The Senate is moving toward confirmation of Judge Neil Gorsuch and is scheduled to vote on his nomination on April 7. Initially, it seemed as if Senate Republicans were going to be able to attract the eight Democratic votes needed to override an expected Democratic filibuster and have received the support of Senators Heidi Heitkamp (D-ND), Joe Donnelly (D-IN) and Joe Manchin (D-WV). The vast majority of Democrats, however, have closed ranks and reportedly have gotten more than 40 Senators to commit to blocking Judge Gorsuch's nomination. Senate Majority Leader Mitch McConnell has committed to moving forward with the nomination, saying "He'll be on the floor of the Senate next week and confirmed on Friday [April 7] … We are optimistic that [Democrats] will not be successful in keeping this good man from joining the Supreme Court real soon." In order to do this, Leader McConnell will most likely implement what is commonly known as the "nuclear option" – a change in the Senate rules to end the Senate's 60-vote threshold on Supreme Court nominees. It would be the second time in three and a half years that the Senate majority has breached the long-held standard. The first time, Democrats, then led by Senator Harry Reid (D-NV), ended 60-vote filibusters for all nominees except those for the Supreme Court.

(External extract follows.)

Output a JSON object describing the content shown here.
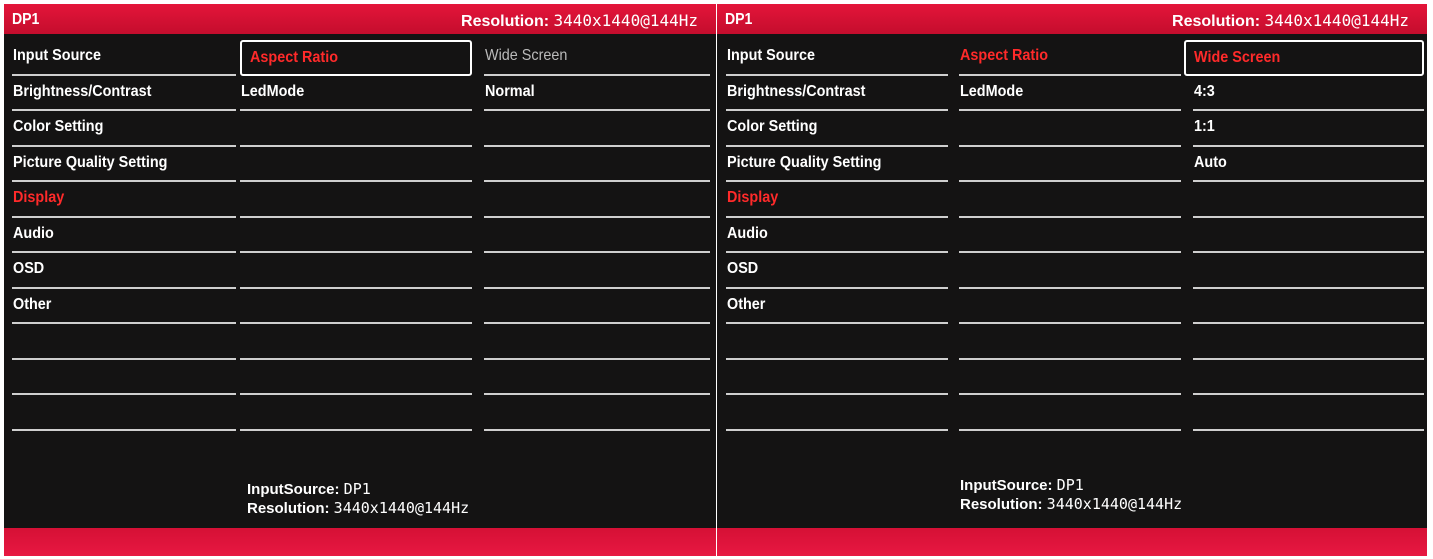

Takeaway: Presidential appointee confirmations in the Senate have been hampered by partisan bickering and a comparatively slow approach to appointments by the Trump Administration. Meanwhile, the fight over the nomination of Judge Neil Gorsuch to the Supreme Court is heating up as Senate Democrats reportedly have enough votes to stop the nomination in its tracks – increasing the likelihood that Senate Republicans will invoke the "nuclear option" and change Senate rules to require only a simple majority for confirmation.

Tax Reform Moves to the Top of the Agenda

In his first comments after the decision to withdraw the AHCA from House consideration, President Trump told the assembled media, "I would say that we will probably start going very, very strongly for the big tax cuts and tax reform. That will be next." Treasury Secretary Steve Mnuchin later echoed the President's comments, saying "Health care is a very complicated issue. In a way, tax reform is a lot simpler." While members of Congress would likely disagree with the Secretary's assessment, they have already begun debate over next steps on this Republican priority.

To date, the debate has centered on the Border Adjustable Tax (BAT), a tax proposed by Speaker Ryan that would produce roughly $1 trillion in revenue over ten years by no longer allowing companies to deduct the cost of imports from their profits. The business community is split over the proposal, with importers opposed and exporters in favor. In addition to the BAT, Speaker Ryan's Better Way plan would lower the top individual income tax rate from 39.6 percent to 33 percent, reduce the number of tax brackets from seven to three, repeal the federal deduction for state and local taxes, lower the corporate income tax from 35 percent to 20 percent and end the practice of global taxation.

Before the failure of the AHCA, congressional Republicans had planned on utilizing the FY18 budget reconciliation process to move forward with tax reform. According to Speaker Ryan, "[failure of the AHCA] does make tax reform more difficult … But it does not in any way make it impossible." Much remains uncertain as neither the Senate Republican leadership nor the President have signed on to Speaker Ryan's proposal.

Congressional Democrats remain divided over the issue, with progressive members of the caucus expected to oppose the measure while some moderates have been more receptive, especially if the proposal is paired with an infrastructure investment bill. Representative Jim Himes (D-CT), chair of the moderate New Democrats, recently told the press "We'll get on board with either, and both, provided that the discussion is one that is consistent with our values as Democrats, and that it's constructive."

Takeaway: With the failure of the initial effort at repeal of the ACA, tax reform – a perennial republican priority – is now at the top of the congressional agenda. What exact form it will take remains fluid as neither Senate Republicans nor President Trump have agreed upon a direction forward. Expect some action on tax reform (or at least tax cuts) to move forward before the August recess.